According to the cases reported, in our opinion the best treatment strategy would be a systemic treatment and the discontinuation of the TNF-α blockers therapy. L-AmB has proved to have the best safety profile and compelling evidence of its efficacy in immunosuppressed patients. One of the major concerns is the reintroduction of TNF-α blockers. Taking into account published information, it seems reasonable reintroducing them once clinical cure has been achieved ensuring close clinical follow-up and blood RT-PCR. Although there is scarce information for its recommendation, etanercep or certolizumab have been suggested as a therapeutical option instead of re-introducing other anti-TNF-α monoclonal antibodies due to its possible lower risk of reactivating leishmaniasis [65–66].
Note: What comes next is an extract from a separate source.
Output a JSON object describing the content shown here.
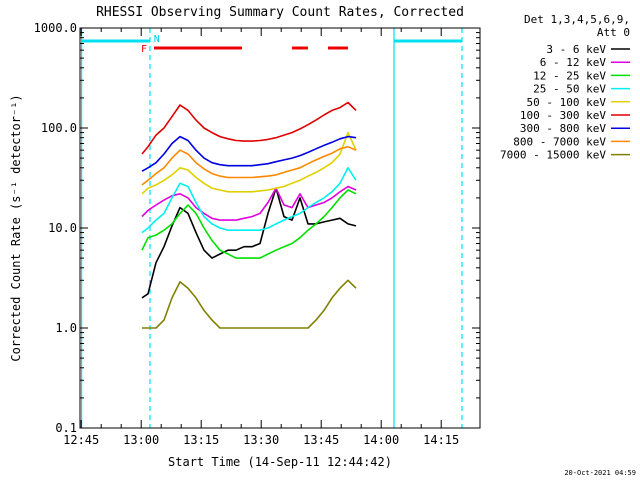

This study has the limitations of any retrospective review study. Although is one of the biggest series published on this topic, the scarce number of patients analyzed limits the strength of the recommendations. We agree with existing reports on the fact that despite of not being a common disease in our area, leishmaniasis is likely underreported [58]. Finally, with the results extracted from this study it is not possible to assess the risk of developing clinical leishmaniasis during anti TNF-α therapy. However, there is enough supporting data for the biological plausibility of the influence of the use of such therapy in the appearance of new cases of clinical leishmaniasis with a switch in the disease expression and outcome. The blockage of TNF-α could determine the incapacity to control and eradicate the parasite within the granuloma playing an important role in increasing the risk of progression to clinical disease.
Conclusions
The increase in the use of TNF-α antagonist has been associated with the emergence of new cases of leishmaniasis. The blockage of TNF-α favors the reactivation of latent leishmaniasis modulating its expression and worsening its clinical outcome.
Once the leishmaniasis is confirmed, systemic drug treatment and the discontinuation of the TNF-α blockers therapy until clinical recovery seems to be the best therapeutic approach when possible.
Otherwise, those patients receiving such therapy and coming from endemic areas require a close monitoring in order to detect early forms and start adequate treatment.
Prospective studies and more participation on declaring existing cases in the adverse events notification system is required in order to assess the risk of leishmaniasis and other opportunistic diseases related to the use of anti TNF-α treatment more accurately.
Supporting information
(DOCX)
Data Availability
All relevant data are within the manuscript and its Supporting Information files.
Funding Statement
The author received no specific funding for this work.